Identification of novel loci for pediatric cholestatic liver disease defined by KIF12, PPM1F, USP53, LSR, and WDR83OS pathogenic variants

Abstract

PurposeGenetic testing in pediatric cholestasis can be very informative but genetic causes have not been fully characterized. MethodsExome sequencing and positional mapping in seven families with cholestatic liver disease and negative clinical testing for known disease genes. ResultsKIF12, which encodes a microtubule motor protein with a tentative role in cell polarity, was found to harbor three homozygous likely deleterious variants in three families with sclerosing cholangitis. KIF12 expression is dependent on HNF-1β, deficiency which is known to cause bile duct dysmorphogenesis associated with loss of KIF12 expression.

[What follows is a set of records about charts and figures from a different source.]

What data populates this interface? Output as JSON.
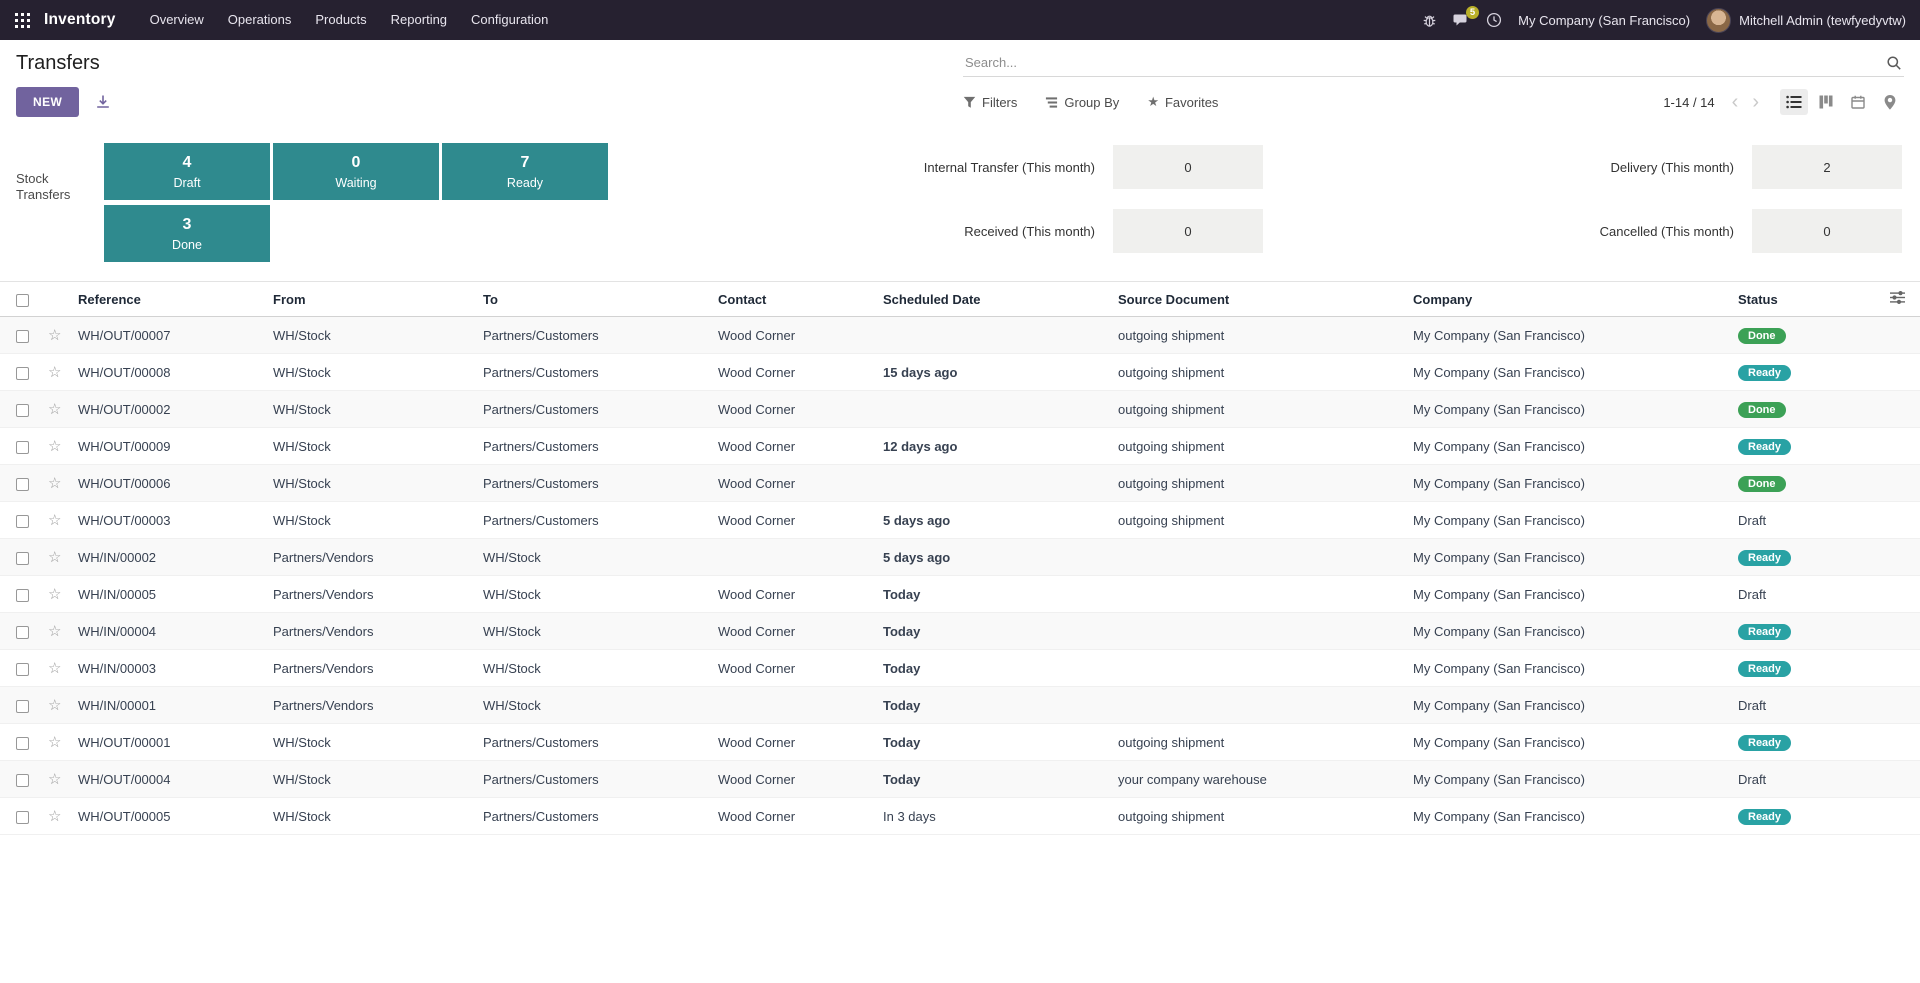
{
  "colors": {
    "navbar_bg": "#262130",
    "accent": "#71639e",
    "box_teal": "#2f8a8e",
    "status_done": "#3ca156",
    "status_ready": "#29a2a4",
    "date_late": "#d23f3a",
    "date_today": "#e09600",
    "badge_count": "#b9b028"
  },
  "navbar": {
    "app_name": "Inventory",
    "menus": [
      "Overview",
      "Operations",
      "Products",
      "Reporting",
      "Configuration"
    ],
    "message_badge": "5",
    "company": "My Company (San Francisco)",
    "user": "Mitchell Admin (tewfyedyvtw)"
  },
  "header": {
    "title": "Transfers",
    "search_placeholder": "Search..."
  },
  "controls": {
    "new_label": "NEW",
    "filters_label": "Filters",
    "group_by_label": "Group By",
    "favorites_label": "Favorites",
    "pager": "1-14 / 14"
  },
  "dashboard": {
    "label": "Stock Transfers",
    "boxes": [
      {
        "count": "4",
        "label": "Draft"
      },
      {
        "count": "0",
        "label": "Waiting"
      },
      {
        "count": "7",
        "label": "Ready"
      },
      {
        "count": "3",
        "label": "Done"
      }
    ],
    "stats": [
      {
        "label": "Internal Transfer (This month)",
        "value": "0"
      },
      {
        "label": "Delivery (This month)",
        "value": "2"
      },
      {
        "label": "Received (This month)",
        "value": "0"
      },
      {
        "label": "Cancelled (This month)",
        "value": "0"
      }
    ]
  },
  "table": {
    "columns": [
      "Reference",
      "From",
      "To",
      "Contact",
      "Scheduled Date",
      "Source Document",
      "Company",
      "Status"
    ],
    "rows": [
      {
        "reference": "WH/OUT/00007",
        "from": "WH/Stock",
        "to": "Partners/Customers",
        "contact": "Wood Corner",
        "scheduled_date": "",
        "date_tone": "",
        "source_document": "outgoing shipment",
        "company": "My Company (San Francisco)",
        "status": "Done",
        "status_kind": "done"
      },
      {
        "reference": "WH/OUT/00008",
        "from": "WH/Stock",
        "to": "Partners/Customers",
        "contact": "Wood Corner",
        "scheduled_date": "15 days ago",
        "date_tone": "late",
        "source_document": "outgoing shipment",
        "company": "My Company (San Francisco)",
        "status": "Ready",
        "status_kind": "ready"
      },
      {
        "reference": "WH/OUT/00002",
        "from": "WH/Stock",
        "to": "Partners/Customers",
        "contact": "Wood Corner",
        "scheduled_date": "",
        "date_tone": "",
        "source_document": "outgoing shipment",
        "company": "My Company (San Francisco)",
        "status": "Done",
        "status_kind": "done"
      },
      {
        "reference": "WH/OUT/00009",
        "from": "WH/Stock",
        "to": "Partners/Customers",
        "contact": "Wood Corner",
        "scheduled_date": "12 days ago",
        "date_tone": "late",
        "source_document": "outgoing shipment",
        "company": "My Company (San Francisco)",
        "status": "Ready",
        "status_kind": "ready"
      },
      {
        "reference": "WH/OUT/00006",
        "from": "WH/Stock",
        "to": "Partners/Customers",
        "contact": "Wood Corner",
        "scheduled_date": "",
        "date_tone": "",
        "source_document": "outgoing shipment",
        "company": "My Company (San Francisco)",
        "status": "Done",
        "status_kind": "done"
      },
      {
        "reference": "WH/OUT/00003",
        "from": "WH/Stock",
        "to": "Partners/Customers",
        "contact": "Wood Corner",
        "scheduled_date": "5 days ago",
        "date_tone": "late",
        "source_document": "outgoing shipment",
        "company": "My Company (San Francisco)",
        "status": "Draft",
        "status_kind": "draft"
      },
      {
        "reference": "WH/IN/00002",
        "from": "Partners/Vendors",
        "to": "WH/Stock",
        "contact": "",
        "scheduled_date": "5 days ago",
        "date_tone": "late",
        "source_document": "",
        "company": "My Company (San Francisco)",
        "status": "Ready",
        "status_kind": "ready"
      },
      {
        "reference": "WH/IN/00005",
        "from": "Partners/Vendors",
        "to": "WH/Stock",
        "contact": "Wood Corner",
        "scheduled_date": "Today",
        "date_tone": "today",
        "source_document": "",
        "company": "My Company (San Francisco)",
        "status": "Draft",
        "status_kind": "draft"
      },
      {
        "reference": "WH/IN/00004",
        "from": "Partners/Vendors",
        "to": "WH/Stock",
        "contact": "Wood Corner",
        "scheduled_date": "Today",
        "date_tone": "today",
        "source_document": "",
        "company": "My Company (San Francisco)",
        "status": "Ready",
        "status_kind": "ready"
      },
      {
        "reference": "WH/IN/00003",
        "from": "Partners/Vendors",
        "to": "WH/Stock",
        "contact": "Wood Corner",
        "scheduled_date": "Today",
        "date_tone": "today",
        "source_document": "",
        "company": "My Company (San Francisco)",
        "status": "Ready",
        "status_kind": "ready"
      },
      {
        "reference": "WH/IN/00001",
        "from": "Partners/Vendors",
        "to": "WH/Stock",
        "contact": "",
        "scheduled_date": "Today",
        "date_tone": "today",
        "source_document": "",
        "company": "My Company (San Francisco)",
        "status": "Draft",
        "status_kind": "draft"
      },
      {
        "reference": "WH/OUT/00001",
        "from": "WH/Stock",
        "to": "Partners/Customers",
        "contact": "Wood Corner",
        "scheduled_date": "Today",
        "date_tone": "today",
        "source_document": "outgoing shipment",
        "company": "My Company (San Francisco)",
        "status": "Ready",
        "status_kind": "ready"
      },
      {
        "reference": "WH/OUT/00004",
        "from": "WH/Stock",
        "to": "Partners/Customers",
        "contact": "Wood Corner",
        "scheduled_date": "Today",
        "date_tone": "today",
        "source_document": "your company warehouse",
        "company": "My Company (San Francisco)",
        "status": "Draft",
        "status_kind": "draft"
      },
      {
        "reference": "WH/OUT/00005",
        "from": "WH/Stock",
        "to": "Partners/Customers",
        "contact": "Wood Corner",
        "scheduled_date": "In 3 days",
        "date_tone": "",
        "source_document": "outgoing shipment",
        "company": "My Company (San Francisco)",
        "status": "Ready",
        "status_kind": "ready"
      }
    ]
  }
}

In another extended family, we mapped an apparently novel syndrome of sclerosing cholangitis, short stature, hypothyroidism, and abnormal tongue pigmentation in two cousins to a homozygous variant in PPM1F (POPX2), a regulator of kinesin-mediated ciliary transport. In the fifth family, a syndrome of normal gamma glutamyltransferase (GGT) cholestasis and hearing loss was found to segregate with a homozygous truncating variant in USP53, which encodes an interactor with TJP2. In the sixth family, we mapped a novel syndrome of transient neonatal cholestasis, intellectual disability, and short stature to a homozygous variant in LSR, an important regulator of liver development. In the last family of three affected siblings, a novel syndrome of intractable itching, hypercholanemia, short stature, and intellectual disability was mapped to a single locus that contains a homozygous truncating variant in WDR83OS (C19orf56), known to interact with ATP13A2 and BSEP. ConclusionOur results expand the genetic heterogeneity of pediatric cholestatic liver disease and highlight the vulnerability of bile homeostasis to a wide range of molecular perturbations.